White House asks Congress to approve $37 billion for Ukraine in lame duck
Morgan is a Political and National Security Reporter for Semafor, joining us from The Hill. Sign up for the daily Principals newsletter to get our insider’s guide to American power.
The White House is asking Congress to approve $37.7 billion in additional security, economic and humanitarian assistance for Ukraine.
The Office of Management and Budget sent the supplemental request to Capitol Hill today, asking that it be included in an omnibus spending package that lawmakers aim to pass before the Dec. 16 deadline.
“Together, with strong, bipartisan support in the Congress, we have provided significant assistance that has been critical to Ukraine’s success on the battlefield–and we cannot let that support run dry,” OMB Director Shalanda Young wrote in a letter to House Speaker Nancy Pelosi, D-Calif., on Tuesday.
The request breaks down to $21.7 billion in defense aid, $14.5 billion in State and USAID assistance, $900 million to support Ukraine's health care system, and $626 million for nuclear security support for Ukraine and to modernize the domestic Strategic Petroleum Reserve.
Additionally, the White House is asking that Congress approve $10 billion in funding to fight the COVID-19 pandemic and other infectious diseases. Administration officials also said that the White House plans to ask for additional disaster relief funding to respond to Hurricanes Ian and Fiona but officials are still working to finalize that figure.
The omnibus funding bill may be the last time the White House can see critical funding requests easily met before Republicans take over the House.
As of Tuesday afternoon, Republicans were one seat away from a narrow House majority in the next Congress.
The Ukraine request is massive. An administration official told reporters that it is intended to last through the end of the next fiscal year. Congress has already approved over $60 billion in funding for Ukraine since the start of the war; a fact sheet released Tuesday said that about three-quarters of the funds already approved have been “disbursed or committed.”
Passing this level of assistance now will allow the White House to delay any fights over future Ukraine funding next year, at a time some Republicans have voiced objections to approving future assistance.
“I voted no to all the funding to Ukraine because we don’t do anything about our southern border and 300 Americans are dying every single day from fentanyl coming across our border,” Rep.
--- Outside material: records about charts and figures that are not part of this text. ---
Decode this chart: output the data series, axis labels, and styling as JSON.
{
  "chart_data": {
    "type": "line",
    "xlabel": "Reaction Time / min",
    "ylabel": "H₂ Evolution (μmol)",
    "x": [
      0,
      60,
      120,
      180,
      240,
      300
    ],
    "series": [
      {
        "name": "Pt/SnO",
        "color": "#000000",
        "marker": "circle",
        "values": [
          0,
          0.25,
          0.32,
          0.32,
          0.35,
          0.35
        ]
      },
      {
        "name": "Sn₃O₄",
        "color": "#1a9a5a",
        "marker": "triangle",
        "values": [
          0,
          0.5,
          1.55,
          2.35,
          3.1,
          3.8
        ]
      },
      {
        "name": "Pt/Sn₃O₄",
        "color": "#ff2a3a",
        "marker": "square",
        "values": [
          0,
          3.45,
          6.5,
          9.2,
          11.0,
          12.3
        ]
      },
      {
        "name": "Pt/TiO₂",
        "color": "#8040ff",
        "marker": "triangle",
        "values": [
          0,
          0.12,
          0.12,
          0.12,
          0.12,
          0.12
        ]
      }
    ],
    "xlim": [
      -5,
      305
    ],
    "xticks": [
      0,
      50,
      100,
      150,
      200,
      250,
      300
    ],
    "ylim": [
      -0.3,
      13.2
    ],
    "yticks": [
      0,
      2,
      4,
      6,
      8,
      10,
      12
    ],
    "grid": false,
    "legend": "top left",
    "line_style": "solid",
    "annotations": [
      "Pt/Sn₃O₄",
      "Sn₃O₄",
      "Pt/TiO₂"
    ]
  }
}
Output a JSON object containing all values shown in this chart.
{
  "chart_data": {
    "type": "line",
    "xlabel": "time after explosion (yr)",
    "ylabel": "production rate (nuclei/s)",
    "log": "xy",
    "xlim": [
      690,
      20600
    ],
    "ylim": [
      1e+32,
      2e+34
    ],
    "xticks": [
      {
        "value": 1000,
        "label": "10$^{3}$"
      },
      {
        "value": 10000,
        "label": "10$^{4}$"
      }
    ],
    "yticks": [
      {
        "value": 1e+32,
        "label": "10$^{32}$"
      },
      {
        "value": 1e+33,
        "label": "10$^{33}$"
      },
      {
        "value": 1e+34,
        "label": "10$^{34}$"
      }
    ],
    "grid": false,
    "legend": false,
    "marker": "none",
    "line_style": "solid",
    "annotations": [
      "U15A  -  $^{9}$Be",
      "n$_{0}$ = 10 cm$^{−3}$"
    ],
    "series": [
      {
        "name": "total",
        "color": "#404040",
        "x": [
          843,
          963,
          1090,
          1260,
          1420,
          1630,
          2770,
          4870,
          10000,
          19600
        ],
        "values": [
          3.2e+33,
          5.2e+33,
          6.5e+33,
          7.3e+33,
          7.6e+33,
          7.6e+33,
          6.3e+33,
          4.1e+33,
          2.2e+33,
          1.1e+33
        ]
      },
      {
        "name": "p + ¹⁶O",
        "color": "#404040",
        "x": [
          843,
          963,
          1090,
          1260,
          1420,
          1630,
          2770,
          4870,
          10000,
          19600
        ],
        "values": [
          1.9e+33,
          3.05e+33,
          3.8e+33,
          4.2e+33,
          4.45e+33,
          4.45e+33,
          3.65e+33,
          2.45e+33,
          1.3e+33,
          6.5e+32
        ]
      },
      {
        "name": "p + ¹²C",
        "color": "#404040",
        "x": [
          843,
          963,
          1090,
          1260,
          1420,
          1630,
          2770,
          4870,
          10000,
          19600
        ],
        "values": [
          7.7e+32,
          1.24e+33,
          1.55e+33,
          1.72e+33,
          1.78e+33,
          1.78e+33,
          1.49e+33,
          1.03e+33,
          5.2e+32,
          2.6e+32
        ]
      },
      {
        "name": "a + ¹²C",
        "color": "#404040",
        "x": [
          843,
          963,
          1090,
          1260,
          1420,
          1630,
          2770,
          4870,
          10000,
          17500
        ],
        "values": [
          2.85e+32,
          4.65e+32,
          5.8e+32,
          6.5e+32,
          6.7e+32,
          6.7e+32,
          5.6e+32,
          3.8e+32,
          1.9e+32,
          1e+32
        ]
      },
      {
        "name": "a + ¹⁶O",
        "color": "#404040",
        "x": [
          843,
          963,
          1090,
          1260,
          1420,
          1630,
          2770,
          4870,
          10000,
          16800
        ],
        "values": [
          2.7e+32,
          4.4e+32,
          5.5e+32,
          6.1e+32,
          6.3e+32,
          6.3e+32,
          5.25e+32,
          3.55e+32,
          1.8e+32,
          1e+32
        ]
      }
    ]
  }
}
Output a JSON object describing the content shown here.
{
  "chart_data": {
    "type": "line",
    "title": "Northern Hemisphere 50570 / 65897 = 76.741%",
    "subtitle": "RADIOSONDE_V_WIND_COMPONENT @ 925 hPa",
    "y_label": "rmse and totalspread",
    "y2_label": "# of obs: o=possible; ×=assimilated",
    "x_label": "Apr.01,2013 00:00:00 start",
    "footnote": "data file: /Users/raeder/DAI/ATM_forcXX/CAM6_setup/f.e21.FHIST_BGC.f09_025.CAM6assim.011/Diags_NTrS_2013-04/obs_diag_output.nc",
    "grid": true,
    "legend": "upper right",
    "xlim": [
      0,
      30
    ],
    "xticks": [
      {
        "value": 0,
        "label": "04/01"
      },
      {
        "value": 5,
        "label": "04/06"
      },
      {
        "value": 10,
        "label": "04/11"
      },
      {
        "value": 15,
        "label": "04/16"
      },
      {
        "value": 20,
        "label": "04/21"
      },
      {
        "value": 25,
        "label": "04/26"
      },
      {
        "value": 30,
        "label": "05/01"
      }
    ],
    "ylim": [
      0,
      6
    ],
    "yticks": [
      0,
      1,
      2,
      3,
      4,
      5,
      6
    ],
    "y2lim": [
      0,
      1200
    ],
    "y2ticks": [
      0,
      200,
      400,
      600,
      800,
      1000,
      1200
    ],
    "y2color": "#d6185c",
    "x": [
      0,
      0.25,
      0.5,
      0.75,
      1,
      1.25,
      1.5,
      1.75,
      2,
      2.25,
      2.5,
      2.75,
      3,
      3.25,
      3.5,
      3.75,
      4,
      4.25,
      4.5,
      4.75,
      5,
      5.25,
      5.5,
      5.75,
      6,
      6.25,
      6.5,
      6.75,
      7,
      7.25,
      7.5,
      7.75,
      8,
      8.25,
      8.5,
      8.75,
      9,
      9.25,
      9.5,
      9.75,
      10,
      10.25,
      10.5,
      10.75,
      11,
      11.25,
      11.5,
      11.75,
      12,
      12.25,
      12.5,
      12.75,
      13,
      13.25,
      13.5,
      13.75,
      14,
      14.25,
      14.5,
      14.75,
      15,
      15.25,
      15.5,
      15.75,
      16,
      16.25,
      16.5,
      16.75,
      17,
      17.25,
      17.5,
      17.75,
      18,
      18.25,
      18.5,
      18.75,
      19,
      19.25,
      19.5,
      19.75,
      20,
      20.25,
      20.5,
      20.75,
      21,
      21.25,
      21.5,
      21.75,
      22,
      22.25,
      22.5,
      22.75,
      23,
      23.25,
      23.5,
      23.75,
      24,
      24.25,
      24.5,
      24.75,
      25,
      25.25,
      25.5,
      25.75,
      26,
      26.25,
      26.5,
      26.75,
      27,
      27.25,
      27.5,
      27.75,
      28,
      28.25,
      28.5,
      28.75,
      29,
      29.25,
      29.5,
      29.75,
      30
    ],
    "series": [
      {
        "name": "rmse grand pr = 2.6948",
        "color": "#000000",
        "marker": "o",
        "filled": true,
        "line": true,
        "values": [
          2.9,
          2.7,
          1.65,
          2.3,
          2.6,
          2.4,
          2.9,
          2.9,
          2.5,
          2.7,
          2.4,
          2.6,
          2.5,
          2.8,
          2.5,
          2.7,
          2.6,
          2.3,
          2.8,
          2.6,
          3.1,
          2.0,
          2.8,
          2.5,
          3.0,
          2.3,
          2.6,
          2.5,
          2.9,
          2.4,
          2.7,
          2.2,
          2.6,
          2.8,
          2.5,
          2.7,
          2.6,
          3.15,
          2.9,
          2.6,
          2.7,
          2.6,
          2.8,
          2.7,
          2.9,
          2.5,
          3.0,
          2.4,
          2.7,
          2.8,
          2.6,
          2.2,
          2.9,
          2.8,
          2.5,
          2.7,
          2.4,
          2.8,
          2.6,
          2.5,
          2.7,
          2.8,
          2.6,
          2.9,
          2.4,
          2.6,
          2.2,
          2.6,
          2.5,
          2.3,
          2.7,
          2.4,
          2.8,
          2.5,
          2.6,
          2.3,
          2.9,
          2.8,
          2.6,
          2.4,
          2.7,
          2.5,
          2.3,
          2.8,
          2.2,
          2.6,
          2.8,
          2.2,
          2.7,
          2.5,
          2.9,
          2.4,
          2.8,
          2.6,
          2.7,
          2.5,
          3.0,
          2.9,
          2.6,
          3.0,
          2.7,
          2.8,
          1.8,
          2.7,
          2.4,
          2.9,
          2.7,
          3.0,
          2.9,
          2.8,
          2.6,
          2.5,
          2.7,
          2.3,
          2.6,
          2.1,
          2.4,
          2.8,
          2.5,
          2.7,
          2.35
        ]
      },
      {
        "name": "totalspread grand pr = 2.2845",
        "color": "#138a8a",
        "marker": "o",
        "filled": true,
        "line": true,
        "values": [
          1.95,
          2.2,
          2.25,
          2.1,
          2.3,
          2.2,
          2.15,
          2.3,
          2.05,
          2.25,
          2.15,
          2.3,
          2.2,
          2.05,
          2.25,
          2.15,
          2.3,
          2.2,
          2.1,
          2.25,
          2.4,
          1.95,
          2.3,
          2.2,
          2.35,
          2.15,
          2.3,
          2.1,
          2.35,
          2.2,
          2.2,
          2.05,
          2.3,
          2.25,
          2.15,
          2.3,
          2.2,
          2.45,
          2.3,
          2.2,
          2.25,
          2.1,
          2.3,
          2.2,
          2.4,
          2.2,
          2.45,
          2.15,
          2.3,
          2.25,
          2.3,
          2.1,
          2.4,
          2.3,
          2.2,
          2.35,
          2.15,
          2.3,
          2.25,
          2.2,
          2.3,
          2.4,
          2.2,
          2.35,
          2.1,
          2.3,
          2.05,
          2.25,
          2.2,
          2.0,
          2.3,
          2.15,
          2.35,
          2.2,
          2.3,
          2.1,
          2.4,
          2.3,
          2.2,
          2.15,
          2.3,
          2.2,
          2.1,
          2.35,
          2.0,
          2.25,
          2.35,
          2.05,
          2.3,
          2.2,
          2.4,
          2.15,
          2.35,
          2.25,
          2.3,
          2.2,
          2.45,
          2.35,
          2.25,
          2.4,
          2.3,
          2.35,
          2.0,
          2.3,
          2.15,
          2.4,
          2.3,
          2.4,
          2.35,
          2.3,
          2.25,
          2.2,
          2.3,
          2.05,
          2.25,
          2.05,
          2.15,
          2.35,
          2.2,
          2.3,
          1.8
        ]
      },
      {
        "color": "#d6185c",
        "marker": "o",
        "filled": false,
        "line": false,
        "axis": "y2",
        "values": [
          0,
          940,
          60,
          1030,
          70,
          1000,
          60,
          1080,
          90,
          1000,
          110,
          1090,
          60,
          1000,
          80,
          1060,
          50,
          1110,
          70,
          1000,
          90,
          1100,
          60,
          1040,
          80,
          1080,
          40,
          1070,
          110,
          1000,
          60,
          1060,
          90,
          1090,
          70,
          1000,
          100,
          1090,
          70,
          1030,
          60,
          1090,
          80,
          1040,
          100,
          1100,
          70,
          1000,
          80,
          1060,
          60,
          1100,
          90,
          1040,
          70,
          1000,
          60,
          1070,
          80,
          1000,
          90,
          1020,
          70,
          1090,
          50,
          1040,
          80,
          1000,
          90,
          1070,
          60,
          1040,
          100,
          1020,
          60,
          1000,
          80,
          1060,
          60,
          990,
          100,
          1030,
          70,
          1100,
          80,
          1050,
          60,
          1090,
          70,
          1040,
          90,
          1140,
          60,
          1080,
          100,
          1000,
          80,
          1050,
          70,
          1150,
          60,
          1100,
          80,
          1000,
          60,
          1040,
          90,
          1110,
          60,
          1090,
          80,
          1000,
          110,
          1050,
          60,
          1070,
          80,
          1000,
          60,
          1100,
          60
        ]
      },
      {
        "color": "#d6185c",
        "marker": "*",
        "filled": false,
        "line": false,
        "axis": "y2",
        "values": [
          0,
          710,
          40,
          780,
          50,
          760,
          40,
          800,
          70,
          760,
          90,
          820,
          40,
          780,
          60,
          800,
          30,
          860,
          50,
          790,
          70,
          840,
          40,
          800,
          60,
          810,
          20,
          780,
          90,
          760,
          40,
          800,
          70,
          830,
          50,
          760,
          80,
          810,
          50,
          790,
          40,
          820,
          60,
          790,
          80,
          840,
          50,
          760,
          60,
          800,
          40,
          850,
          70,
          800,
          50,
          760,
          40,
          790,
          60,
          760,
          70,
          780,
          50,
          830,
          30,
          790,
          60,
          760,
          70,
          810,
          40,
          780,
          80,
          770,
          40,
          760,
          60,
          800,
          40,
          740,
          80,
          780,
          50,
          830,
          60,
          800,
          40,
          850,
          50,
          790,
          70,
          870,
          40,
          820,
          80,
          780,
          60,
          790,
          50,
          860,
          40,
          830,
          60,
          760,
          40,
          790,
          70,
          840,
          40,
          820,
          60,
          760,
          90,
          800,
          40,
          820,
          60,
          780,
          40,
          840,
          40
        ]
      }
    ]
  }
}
Marjorie Taylor Greene, R-Ga., recently told Semafor. “I will continue to push to not fund war and defend another foreign country’s border while we can’t even defend our own."
Asked whether concerns about the prospect of passing funding in a GOP-controlled Congress influenced the White House’s thinking, the administration official told Semafor that the funds were scaled to the size of the broader spending package – which will fund the government through fiscal year 2023.
“The size of this package is designed to last us through the end of the fiscal year because we fully anticipate that Congress is going to do a full year omnibus,” the administration official said.
Room for Disagreement
White House officials have brushed off questions about Republicans not approving future Ukraine aid, noting that there has been broad bipartisan support for helping Ukraine fight the Russian war.
President Biden told reporters last week that he would be surprised if House Minority Leader Kevin McCarthy “even has a majority of his Republican colleagues who say they're not going to fund the legitimate defensive needs of Ukraine.”